The fix mirrors biological cognition: compress and prioritize before loading into working memory.
# Don't do this:
context = "\n".join(all_50_chunks) # attention curve kills you# Do this:
ranked = rerank(chunks, query, top_k=5)
compressed = [gist(c) for c in ranked]
context = interleave(compressed, query) # position matters
Gist memory: lossy compression that preserves meaning
In cognitive neuroscience, gist memory is the brain's ability to extract semantic essence while discarding surface details. You remember a meeting was contentious and resulted in a decision to delay, but not the exact words. The gist is preserved; the verbatim trace decays.
We use a two-stage retrieval pattern: search over gist-compressed representations to identify sources, then expand to full text of only the most relevant chunks. 4-5x compression of search space. Retrieval accuracy above 95% on benchmarks.
It's about matching information density to attention capacity. Five relevant, well-positioned chunks outperform fifty loosely relevant chunks every time.
Event segmentation: finding natural boundaries
Event Segmentation Theory (Zacks & Swallow, 2007) describes how the brain segments continuous experience into discrete events at points of maximum change — spikes in prediction error where the statistical structure shifts.
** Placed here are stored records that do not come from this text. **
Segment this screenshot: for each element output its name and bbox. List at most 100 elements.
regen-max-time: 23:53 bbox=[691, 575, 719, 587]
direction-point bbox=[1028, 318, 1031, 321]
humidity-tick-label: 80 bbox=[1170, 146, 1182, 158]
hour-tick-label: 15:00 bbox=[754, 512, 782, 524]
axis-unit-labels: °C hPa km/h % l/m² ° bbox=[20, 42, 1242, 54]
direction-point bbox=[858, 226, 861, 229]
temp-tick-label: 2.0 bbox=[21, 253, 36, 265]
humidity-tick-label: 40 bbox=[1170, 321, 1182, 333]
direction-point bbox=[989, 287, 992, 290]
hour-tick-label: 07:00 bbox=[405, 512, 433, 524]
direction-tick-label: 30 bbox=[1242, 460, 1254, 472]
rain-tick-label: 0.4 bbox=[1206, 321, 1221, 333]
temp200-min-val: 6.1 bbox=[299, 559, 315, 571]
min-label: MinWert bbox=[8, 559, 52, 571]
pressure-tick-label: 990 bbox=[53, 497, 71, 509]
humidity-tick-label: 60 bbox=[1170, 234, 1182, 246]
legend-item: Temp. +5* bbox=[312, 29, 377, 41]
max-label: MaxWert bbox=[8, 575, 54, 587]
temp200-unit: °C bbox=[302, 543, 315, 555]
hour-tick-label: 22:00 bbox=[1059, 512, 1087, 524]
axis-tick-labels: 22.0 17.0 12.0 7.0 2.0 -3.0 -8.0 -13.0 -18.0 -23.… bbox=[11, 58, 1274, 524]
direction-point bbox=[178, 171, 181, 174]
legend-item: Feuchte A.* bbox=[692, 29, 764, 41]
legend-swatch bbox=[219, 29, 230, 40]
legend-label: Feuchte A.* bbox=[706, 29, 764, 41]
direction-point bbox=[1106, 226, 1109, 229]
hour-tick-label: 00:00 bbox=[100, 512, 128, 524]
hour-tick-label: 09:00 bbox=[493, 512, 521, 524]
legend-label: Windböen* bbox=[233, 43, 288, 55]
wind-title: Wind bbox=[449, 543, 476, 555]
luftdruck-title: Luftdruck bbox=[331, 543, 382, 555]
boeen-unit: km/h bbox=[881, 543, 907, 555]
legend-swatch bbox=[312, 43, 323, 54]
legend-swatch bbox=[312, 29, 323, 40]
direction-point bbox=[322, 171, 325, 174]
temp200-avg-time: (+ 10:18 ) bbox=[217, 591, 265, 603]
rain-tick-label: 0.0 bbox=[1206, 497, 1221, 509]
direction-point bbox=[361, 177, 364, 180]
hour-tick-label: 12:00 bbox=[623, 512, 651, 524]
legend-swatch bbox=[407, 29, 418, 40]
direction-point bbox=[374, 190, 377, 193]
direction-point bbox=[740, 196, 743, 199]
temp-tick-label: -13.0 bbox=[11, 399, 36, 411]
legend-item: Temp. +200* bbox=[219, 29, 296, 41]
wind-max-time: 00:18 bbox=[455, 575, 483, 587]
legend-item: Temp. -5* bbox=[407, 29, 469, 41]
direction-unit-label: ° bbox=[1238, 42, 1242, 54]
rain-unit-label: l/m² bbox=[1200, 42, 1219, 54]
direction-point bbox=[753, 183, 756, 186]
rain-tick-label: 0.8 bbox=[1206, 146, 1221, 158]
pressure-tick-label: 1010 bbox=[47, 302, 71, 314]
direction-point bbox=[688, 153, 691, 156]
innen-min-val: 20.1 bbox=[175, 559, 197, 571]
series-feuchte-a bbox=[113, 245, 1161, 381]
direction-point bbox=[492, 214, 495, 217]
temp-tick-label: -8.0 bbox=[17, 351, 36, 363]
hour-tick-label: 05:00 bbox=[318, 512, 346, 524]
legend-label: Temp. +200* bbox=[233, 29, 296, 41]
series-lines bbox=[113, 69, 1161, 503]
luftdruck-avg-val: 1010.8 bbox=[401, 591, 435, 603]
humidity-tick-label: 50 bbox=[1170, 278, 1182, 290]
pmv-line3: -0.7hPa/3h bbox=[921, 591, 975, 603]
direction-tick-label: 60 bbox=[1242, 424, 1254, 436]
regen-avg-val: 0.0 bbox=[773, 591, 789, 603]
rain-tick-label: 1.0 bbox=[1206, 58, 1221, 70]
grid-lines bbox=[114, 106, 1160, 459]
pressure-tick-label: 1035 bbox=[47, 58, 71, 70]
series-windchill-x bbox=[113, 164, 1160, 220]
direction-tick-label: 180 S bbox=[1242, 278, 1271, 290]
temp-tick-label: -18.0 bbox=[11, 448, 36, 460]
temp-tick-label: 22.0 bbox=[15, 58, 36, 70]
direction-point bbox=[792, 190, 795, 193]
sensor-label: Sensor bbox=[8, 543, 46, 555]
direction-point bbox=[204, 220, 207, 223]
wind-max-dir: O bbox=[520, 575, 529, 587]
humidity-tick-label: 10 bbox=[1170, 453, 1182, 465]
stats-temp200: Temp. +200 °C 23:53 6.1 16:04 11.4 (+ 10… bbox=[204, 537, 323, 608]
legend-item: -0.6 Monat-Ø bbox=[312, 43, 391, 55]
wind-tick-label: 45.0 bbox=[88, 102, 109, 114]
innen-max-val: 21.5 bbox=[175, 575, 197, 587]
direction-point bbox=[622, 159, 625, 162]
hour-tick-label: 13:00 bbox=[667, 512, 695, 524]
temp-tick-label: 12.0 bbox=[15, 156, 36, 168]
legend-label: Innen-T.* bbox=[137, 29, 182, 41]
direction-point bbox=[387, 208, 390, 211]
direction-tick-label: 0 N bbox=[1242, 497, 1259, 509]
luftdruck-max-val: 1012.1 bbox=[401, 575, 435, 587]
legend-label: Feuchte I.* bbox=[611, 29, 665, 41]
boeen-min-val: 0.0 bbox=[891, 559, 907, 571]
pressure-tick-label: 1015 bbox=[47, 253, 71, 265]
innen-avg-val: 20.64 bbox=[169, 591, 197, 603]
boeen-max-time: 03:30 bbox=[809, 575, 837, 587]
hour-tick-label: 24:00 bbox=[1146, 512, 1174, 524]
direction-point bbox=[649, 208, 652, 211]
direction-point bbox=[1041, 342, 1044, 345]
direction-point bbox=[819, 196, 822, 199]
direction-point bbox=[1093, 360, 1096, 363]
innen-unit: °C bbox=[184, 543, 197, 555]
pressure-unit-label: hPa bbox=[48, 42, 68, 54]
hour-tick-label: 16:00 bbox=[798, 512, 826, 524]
We apply this to document chunking. Rather than fixed token counts or paragraph boundaries, we detect semantic boundaries using multi-signal fusion: topic shift, rhetorical shift, entity change, structural markers. Chunks align with natural information structure, so the model processes them more effectively.
Empirical result: semantic boundary detection improves downstream RAG faithfulness by 8-12% vs fixed-size chunking, and 4-6% vs paragraph-level splitting. Consistent across policy documents, clinical guidelines, regulatory filings, and technical specifications.
The context window is not a bucket. It's an attention surface. Design your systems to work with the curve, not against it.